A crowd who had seen the incident was pointing at Tomlinson as the person responsible for the incident when officers arrived.
The police then searched the Ford Fiesta van and found five wraps of white powder, which turned out to be around 20 per cent cocaine.
Tomlinson was then drowsy and kept falling asleep during official proceedings at the police station.
A sample produced a reading of 104 microgrammes of alcohol per 100 millilitres of breath, almost three times the legal limit of 35 microgrammes.
In interview Tomlinson accepted he was not fit to get behind the wheel, having met a woman at the Britannia Hotel the previous evening and drunk a large amount of alcohol.
He had no memory of driving the vehicle that morning or getting to the busy road in the middle of Standish.
The court was told that Tomlinson has had serious problems with heavy alcohol and illegal drug use but had been given an ultimatum by his parents, who were offering close support.
The probation service told the magistrates he had made major changes to his lifestyle since the incident in October, cutting down drink and cocaine use and starting playing rugby and training again.
Bob Toppin, defending, said: “I can offer remorse in bucketfuls.
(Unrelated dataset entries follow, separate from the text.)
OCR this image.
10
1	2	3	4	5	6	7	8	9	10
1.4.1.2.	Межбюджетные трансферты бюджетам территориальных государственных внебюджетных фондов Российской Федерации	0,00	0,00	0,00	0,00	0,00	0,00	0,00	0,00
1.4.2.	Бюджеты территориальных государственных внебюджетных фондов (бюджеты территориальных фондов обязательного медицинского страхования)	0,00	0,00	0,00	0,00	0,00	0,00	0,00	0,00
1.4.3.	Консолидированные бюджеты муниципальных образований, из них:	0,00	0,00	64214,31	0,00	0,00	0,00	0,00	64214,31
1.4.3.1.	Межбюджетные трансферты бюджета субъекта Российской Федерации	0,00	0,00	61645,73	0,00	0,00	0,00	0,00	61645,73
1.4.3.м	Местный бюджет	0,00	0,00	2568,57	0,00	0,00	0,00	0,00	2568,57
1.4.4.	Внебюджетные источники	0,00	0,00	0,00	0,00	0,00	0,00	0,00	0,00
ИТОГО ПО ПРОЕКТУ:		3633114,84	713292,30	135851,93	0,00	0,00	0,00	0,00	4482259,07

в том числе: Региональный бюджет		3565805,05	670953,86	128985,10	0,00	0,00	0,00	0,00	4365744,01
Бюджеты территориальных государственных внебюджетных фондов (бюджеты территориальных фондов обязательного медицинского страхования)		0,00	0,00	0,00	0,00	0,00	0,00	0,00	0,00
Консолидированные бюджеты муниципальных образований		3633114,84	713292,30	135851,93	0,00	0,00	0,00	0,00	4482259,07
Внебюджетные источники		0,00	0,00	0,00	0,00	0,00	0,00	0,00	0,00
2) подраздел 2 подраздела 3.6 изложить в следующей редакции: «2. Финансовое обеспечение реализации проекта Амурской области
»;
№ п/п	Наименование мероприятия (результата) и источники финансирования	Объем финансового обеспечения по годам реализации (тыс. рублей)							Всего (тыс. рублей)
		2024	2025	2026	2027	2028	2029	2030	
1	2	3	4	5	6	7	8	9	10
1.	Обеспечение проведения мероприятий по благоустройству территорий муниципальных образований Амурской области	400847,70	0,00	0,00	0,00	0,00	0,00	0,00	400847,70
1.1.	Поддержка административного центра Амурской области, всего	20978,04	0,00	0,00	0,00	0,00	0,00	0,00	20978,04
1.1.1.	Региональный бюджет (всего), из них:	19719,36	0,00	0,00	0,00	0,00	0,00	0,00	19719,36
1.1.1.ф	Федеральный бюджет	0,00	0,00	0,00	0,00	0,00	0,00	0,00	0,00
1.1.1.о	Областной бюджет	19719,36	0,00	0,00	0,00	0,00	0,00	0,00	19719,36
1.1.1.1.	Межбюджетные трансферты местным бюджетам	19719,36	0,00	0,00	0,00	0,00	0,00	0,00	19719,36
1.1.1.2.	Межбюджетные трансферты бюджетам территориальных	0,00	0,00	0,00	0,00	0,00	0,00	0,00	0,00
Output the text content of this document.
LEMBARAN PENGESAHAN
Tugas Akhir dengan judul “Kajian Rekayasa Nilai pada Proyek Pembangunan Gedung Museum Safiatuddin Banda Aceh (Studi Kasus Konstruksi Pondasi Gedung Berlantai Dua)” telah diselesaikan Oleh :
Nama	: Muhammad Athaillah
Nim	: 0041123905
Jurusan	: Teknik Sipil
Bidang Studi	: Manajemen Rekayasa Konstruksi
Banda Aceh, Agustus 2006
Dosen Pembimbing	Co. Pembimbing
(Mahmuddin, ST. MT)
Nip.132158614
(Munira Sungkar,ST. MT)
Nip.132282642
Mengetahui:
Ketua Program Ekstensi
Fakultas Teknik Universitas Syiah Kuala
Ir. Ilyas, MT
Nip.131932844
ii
This young man has the support of his parents but this is his last chance to sort himself out.
“This is a serious offence in terms of his reading and the court always views possessing cocaine as a serious matter, but no-one is more relieved than my client than he did not hurt himself or anybody else. He is desperately sorry for what has happened.”
Sentencing him, the chair of the bench told Tomlinson he was very lucky to have a supportive family and told him to make full advantage of the probation service’s help.
He was given a 12-month order with 15 days of rehab activity requirements and told to do 200 hours of unpaid work.
He was banned from driving for 24 months but accepted an alcohol awareness course which will reduce the disqualified if completed.
The bench also told Tomlinson to pay £100 in costs and an £85 victim’s surcharge.